I investigated Cavalli-Sforza a little more, and the history of his opinions on race is interesting. He made a family tree of human "populations" in his 1994 textbook.
He was rightly criticized for this depiction because family trees of races are misleading at best. Such a tree may mislead viewers into thinking that a closer distance between two branches means a closer genetic relationship, but, as there is plenty of horizontal gene flow between two otherwise distant branches of the tree (i.e. between the caucasoid Indians and the mongoloid Chinese), they may be closely related in spite of distance branches on a family tree, and ANY such family tree is misleading. A better depiction of genetic racial similarities is through principal component analysis, which Cavalli-Sforza also depicted to his credit.
The illustration I most prefer is through cluster analysis, i.e.
Tishkoff et al, 2009, page 1038.
Cavalli-Sforza's views on human races apparently evolved over his lifetime. His earlier writings assume the reality and validity of human races, but his later writings are more dismissive of it, and he instead uses the word "populations" in a way that means the same biological concept as "race." The reason for this shift is found in a quote of AWF Edwards in the 2010 paper by Neven Sesardic titled, "
Race: a social destruction of a biological concept." The excerpt from Neven Sesardić's paper is as follows:
Oddly, even the scholars who have been at the very forefront of empirical research on race are prone to use fallacious reasoning in order to downplay the importance of that concept. For instance, Cavalli-Sforza, geneticist and the lead author of the path-breaking
History and Geography of Human Genes (CavalliSforza et al. 1994), states in a book co-authored with Walter Bodmer: "Races are, in fact, generally very far from pure and,
as a result, any classification of races is arbitrary, imperfect, and difficult" (Bodmer and Cavalli-Sforza 1976—italic added). Is any classification of races imperfect? Yes. Difficult? Perhaps. But arbitrary? No, this certainly does not follow from the premise, "as a result".

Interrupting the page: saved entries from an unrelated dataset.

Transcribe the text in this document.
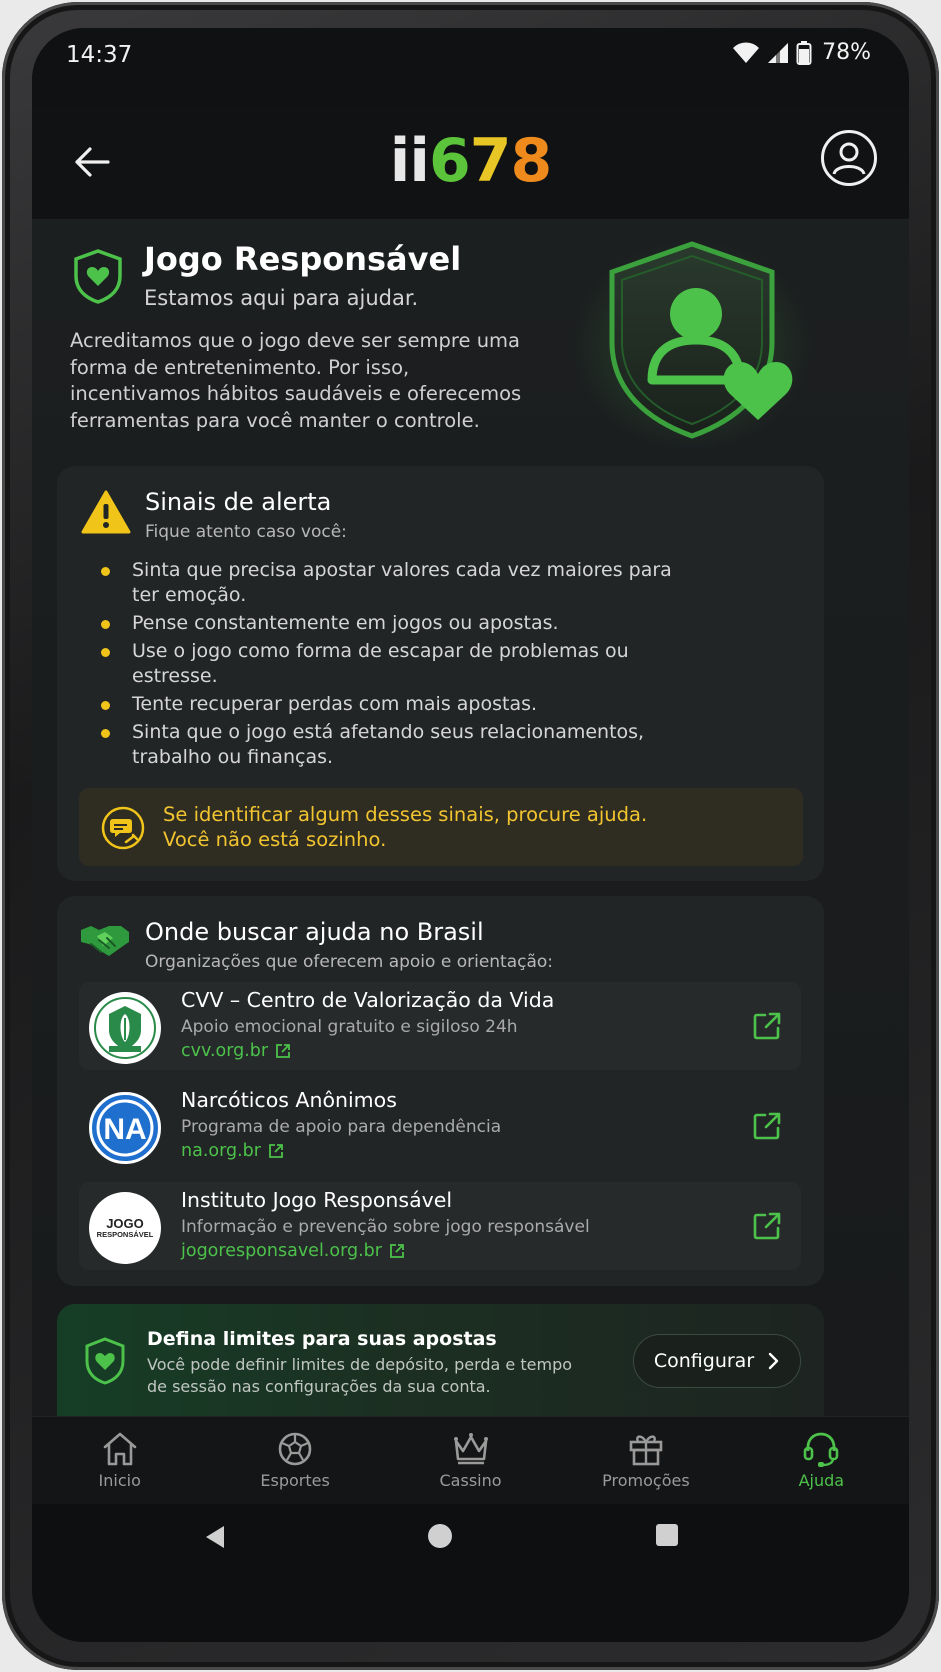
14:37	78%
ii 6 7 8
Jogo Responsável
Estamos aqui para ajudar.
Acreditamos que o jogo deve ser sempre uma forma de entretenimento. Por isso, incentivamos hábitos saudáveis e oferecemos ferramentas para você manter o controle.
Sinais de alerta
Fique atento caso você:
Sinta que precisa apostar valores cada vez maiores para ter emoção.
Pense constantemente em jogos ou apostas.
Use o jogo como forma de escapar de problemas ou estresse.
Tente recuperar perdas com mais apostas.
Sinta que o jogo está afetando seus relacionamentos, trabalho ou finanças.
Se identificar algum desses sinais, procure ajuda.
Você não está sozinho.
Onde buscar ajuda no Brasil
Organizações que oferecem apoio e orientação:
CVV – Centro de Valorização da Vida
Apoio emocional gratuito e sigiloso 24h
cvv.org.br
NA
Narcóticos Anônimos
Programa de apoio para dependência
na.org.br
JOGO
RESPONSÁVEL
Instituto Jogo Responsável
Informação e prevenção sobre jogo responsável
jogoresponsavel.org.br
Defina limites para suas apostas
Você pode definir limites de depósito, perda e tempo de sessão nas configurações da sua conta.
Configurar
Inicio	Esportes	Cassino	Promoções	Ajuda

Speaking about Cavalli-Sforza, it is interesting that he tried to defuse potential political attacks on his research by a simple and sometimes surprisingly effective rhetorical ploy. At one point he just stopped using the term "race" and replaced it with a much less loaded expression "human population", which in many contexts he actually used more or less with the same meaning as "race". On one occasion this terminological switch gave rise to an amusingly ironic development, as described in the following episode involving Cavalli-Sforza's collaborator, Edwards:
When in the 1960s I started working on the problem of reconstructing the course of human evolution from data on the frequencies of blood-group genes my colleague Luca Cavalli-Sforza and I sometimes unconsciously used the word 'race' interchangeably with 'population' in our publications. In one popular account, I wrote naturally of 'the present races of man'. Quite recently I quoted the passage in an Italian publication, so it needed translating. Sensitive to the modern misgivings over the use of the word 'race', Cavalli-Sforza suggested I change it to 'population'. At first I was reluctant to do so on the grounds that quotations should be accurate and not altered to meet contemporary sensibilities. But he pointed out that, as the original author, I was the only person who could possibly object. I changed 'present races of man' to 'present populations of man' and sent the paper to be translated into Italian. When it was published the translator had rendered the phrase as 'le razze umane moderne'. (Edwards undated, unpublished manuscript)
AWF Edwards was thanked as a reviewer of this paper, and he is the author of "Human Genetic Diversity: Lewontin's Fallacy," which effectively struck down the most popular established argument against the biology of human races. He became much less considerate of modern misgivings about human races, apparently, than Cavalli-Sforza. The politics has caused games to be played with words. Since you are much less likely to get textbooks published and sold if you talk about "race" as though it is biologically significant, authors use different words to mean the same thing, and the needed science gets done, but it makes the science a confusing house of mirrors. Neven Sesardić's paper is one I highly suggest reading to clear the air.